Brasil SISTEMA PRISIONAL
Audiência de custódia virtual reduz garantia de direitos, aponta estudo
Pesquisa analisou mais de 1,2 mil sessões e indica fragilização do combate à violência policial.
16/12/2025 16h15
Por: Redação 24h News MS

As audiências de custódia realizadas por videoconferência reduzem a eficácia do mecanismo na proteção de direitos e fragilizam o combate à violência policial, quando comparadas ao formato presencial. As sessões virtuais também pioram o encaminhamento de investigações sobre tortura e maus-tratos de pessoas custodiadas.

A constatação faz parte da pesquisa “Direito sob Custódia: Uma década de audiências de custódia e o futuro da política pública de controle da prisão e prevenção da tortura”, produzida pelo Instituto de Defesa do Direito de Defesa (IDDD), com apoio da Associação para a Prevenção da Tortura (APT).

Entre setembro e dezembro de 2024, o levantamento analisou 1.206 audiências de custódia em dez cidades de seis estados — Acre, Bahia, Goiás, Minas Gerais, Paraná e São Paulo — abrangendo todas as regiões do país. Do total avaliado, apenas 19,3% das pessoas relataram tortura, maus-tratos ou agressões. Salvador (35,3%) e Betim (31,4%) concentraram os maiores índices de denúncias.

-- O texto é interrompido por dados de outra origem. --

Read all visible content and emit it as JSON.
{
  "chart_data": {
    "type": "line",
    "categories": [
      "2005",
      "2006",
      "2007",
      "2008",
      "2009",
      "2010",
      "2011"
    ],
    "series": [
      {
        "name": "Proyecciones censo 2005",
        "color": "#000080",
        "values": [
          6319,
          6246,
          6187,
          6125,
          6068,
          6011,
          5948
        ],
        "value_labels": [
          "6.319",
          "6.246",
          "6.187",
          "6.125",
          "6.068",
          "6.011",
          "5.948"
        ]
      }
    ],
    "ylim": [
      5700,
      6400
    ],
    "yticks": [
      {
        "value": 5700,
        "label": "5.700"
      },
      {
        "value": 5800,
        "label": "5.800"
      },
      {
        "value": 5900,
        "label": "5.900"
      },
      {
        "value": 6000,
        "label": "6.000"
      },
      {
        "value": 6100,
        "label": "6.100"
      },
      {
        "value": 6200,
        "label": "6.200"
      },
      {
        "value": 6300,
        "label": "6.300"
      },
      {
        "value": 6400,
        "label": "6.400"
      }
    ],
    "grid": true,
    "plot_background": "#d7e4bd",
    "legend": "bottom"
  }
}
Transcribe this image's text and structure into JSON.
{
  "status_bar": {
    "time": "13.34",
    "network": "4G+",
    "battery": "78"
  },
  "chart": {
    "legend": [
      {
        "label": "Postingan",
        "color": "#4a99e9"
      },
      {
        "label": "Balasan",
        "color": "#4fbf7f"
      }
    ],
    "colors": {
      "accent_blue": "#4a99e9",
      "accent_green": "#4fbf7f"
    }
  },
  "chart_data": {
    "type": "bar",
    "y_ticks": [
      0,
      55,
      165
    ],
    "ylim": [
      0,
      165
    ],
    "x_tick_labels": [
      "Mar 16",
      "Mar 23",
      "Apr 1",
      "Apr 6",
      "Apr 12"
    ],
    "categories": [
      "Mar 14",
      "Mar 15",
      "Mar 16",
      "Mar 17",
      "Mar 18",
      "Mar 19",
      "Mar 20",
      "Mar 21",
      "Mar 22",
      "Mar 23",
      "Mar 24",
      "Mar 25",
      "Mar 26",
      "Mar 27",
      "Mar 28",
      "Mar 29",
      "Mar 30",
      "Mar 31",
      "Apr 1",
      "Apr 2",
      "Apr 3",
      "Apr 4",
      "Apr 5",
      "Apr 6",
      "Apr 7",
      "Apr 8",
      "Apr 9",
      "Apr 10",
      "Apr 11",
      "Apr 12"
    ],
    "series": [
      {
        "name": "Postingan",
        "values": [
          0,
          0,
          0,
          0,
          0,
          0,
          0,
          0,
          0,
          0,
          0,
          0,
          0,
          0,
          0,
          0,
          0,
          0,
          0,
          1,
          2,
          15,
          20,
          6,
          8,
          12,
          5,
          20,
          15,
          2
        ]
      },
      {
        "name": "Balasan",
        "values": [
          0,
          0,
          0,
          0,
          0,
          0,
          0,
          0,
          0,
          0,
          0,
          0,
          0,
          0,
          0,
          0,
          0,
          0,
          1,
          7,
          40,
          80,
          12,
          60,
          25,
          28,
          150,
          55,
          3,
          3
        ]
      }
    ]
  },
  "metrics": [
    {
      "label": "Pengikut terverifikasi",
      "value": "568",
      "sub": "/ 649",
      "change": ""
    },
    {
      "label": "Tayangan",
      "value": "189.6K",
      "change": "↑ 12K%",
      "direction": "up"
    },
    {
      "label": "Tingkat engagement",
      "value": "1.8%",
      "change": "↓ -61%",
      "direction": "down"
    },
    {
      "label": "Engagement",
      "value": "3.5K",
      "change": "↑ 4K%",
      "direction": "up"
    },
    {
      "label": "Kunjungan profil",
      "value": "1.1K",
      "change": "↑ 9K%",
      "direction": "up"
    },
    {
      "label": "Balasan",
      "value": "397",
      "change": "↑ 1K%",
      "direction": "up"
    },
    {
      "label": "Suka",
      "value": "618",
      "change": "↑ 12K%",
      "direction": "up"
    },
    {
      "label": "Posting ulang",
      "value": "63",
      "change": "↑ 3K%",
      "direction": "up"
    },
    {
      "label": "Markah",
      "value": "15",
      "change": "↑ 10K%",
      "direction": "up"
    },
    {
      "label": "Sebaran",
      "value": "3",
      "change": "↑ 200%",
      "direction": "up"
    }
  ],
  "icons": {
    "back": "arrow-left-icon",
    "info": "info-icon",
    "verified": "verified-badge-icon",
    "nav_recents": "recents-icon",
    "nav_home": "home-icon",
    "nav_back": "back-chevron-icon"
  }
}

Os dados indicam que o respeito aos direitos da pessoa custodiada foi 17,5% maior nas audiências presenciais. A análise considerou fatores como a condução da sessão pelo juiz, a explicação do objetivo da audiência, o esclarecimento sobre seu resultado e a informação sobre o direito ao silêncio.

Das 27 decisões de relaxamento de prisão em que foi possível identificar o fundamento, apenas uma mencionou violência policial durante a abordagem. Segundo o IDDD, o dado revela que o Judiciário raramente considera relatos de violência como motivo suficiente para reconhecer a ilegalidade da prisão.

Função da audiência

Para a representante da APT no Brasil, Sylvia Dias, as audiências de custódia são uma salvaguarda essencial para identificar indícios de tortura e maus-tratos. O procedimento garante que toda pessoa presa em flagrante ou por mandado judicial seja apresentada a um juiz em até 24 horas, para análise da legalidade e das condições da prisão.

“O fato de quase um quarto das pessoas detidas relatar agressões ou maus-tratos revela um cenário alarmante que exige medidas imediatas de apuração e, quando houver indícios de violência policial, o relaxamento da prisão. Contudo, a naturalização da violência policial e o descrédito da palavra da pessoa custodiada continuam prevalecendo”, avaliou.

Segundo o IDDD, a virtualização das sessões, intensificada durante a pandemia, agravou problemas estruturais e enfraqueceu a função central das audiências, que é verificar a necessidade da prisão, coibir abusos e prevenir a violência policial.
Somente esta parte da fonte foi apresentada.